Если исходить из того, что в зрелые годы Алексей Феофилактович станет непременным автором изданий почвеннического, патриотического оттенка, его отношение к идейной борьбе сороковых годов можно бы задним числом определить как прославянофильское. Однако такое допущение представляется искусственным – Писемский всегда пытался остаться вне партий, хотя и не собирался уходить от идейной борьбы своего времени. Случалось, он занимал место в самой гуще схватки, но стремление отстаивать свое собственное понимание истины, не совпадающее с символами веры главных противоборствующих сторон, приводило к тому, что его порицали критики разных направлений.
Подобное отношение к литературно-общественной борьбе характерно для многих русских писателей прошлого века.
Ни Толстой, ни Достоевский, ни Тургенев, ни Лесков не принадлежали к литературно-общественным группировкам, что нередко бывало причиной их идейной изоляции, непонимания со стороны критики. Писателям было тесно в догматических рамках тех или иных направлений, ибо каждый из них искал собственный путь в творчестве.
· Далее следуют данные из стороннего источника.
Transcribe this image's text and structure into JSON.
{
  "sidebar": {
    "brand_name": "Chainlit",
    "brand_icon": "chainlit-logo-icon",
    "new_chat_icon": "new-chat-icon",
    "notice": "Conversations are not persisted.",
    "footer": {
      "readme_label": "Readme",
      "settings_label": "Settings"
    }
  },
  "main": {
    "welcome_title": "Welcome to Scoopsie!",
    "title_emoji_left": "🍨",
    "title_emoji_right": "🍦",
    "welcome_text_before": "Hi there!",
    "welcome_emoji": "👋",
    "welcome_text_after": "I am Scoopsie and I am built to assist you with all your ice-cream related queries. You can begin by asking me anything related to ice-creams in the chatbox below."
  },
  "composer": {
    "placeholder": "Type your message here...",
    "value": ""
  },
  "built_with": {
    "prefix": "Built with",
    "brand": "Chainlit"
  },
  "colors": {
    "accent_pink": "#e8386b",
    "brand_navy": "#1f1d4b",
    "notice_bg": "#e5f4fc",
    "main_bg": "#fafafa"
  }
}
Всякую же попытку сформулировать общую идейную платформу они воспринимали как посягательство на свободу художника. Принадлежа к лагерю прогресса, многие из них подписались бы тем не менее под словами Чехова: «Я не либерал, не консерватор, не постепеновец, не монах, не индифферентист».
Но не только в этом дело. Писемский не хотел, вероятно, задним числом объявлять о каком-то определившемся отношении своих героев, которых он наделил автобиографическими чертами, к славянофилам и западникам. Слишком уж велик был разрыв в уровне образованности между вчерашними гимназистами Вихровым, Баклановым (а следовательно, и самим Писемским) и главными бойцами враждующих группировок – людьми зрелыми, много видавшими и много читавшими.
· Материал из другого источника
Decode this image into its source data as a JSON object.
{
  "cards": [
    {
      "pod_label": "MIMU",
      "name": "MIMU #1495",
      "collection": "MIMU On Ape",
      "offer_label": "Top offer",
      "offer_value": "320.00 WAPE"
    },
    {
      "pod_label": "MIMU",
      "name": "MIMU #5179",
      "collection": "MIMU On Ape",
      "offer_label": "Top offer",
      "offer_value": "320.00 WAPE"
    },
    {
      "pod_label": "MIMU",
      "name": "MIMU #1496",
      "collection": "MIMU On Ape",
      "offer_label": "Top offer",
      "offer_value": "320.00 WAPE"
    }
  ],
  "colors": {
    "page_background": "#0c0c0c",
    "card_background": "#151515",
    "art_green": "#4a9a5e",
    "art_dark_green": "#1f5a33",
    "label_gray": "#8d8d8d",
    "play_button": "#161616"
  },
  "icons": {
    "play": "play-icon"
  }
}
Грановский, Редкин, Крылов, Крюков – блестящие профессора, еще совсем недавно слушавшие светил германской философии и юриспруденции в старейших университетах Европы.
Эти люди освоили, как казалось студенческой молодежи, всю премудрость современной цивилизации. Сложнейшие философские категории сделались для них обиходными, чем-то вроде кружкового жаргона. Диалектика, Гегель, Шеллинг, материализм, Петр Великий, прогресс, общественность, эмансипация – вот имена и понятия, коими клялись западники и которые говорили пока очень мало студенту физико-математического отделения, соприкоснувшемуся с миром философских идей только на лекциях университетского священника Терновского, далеко не самого сведущего знатока по этой части.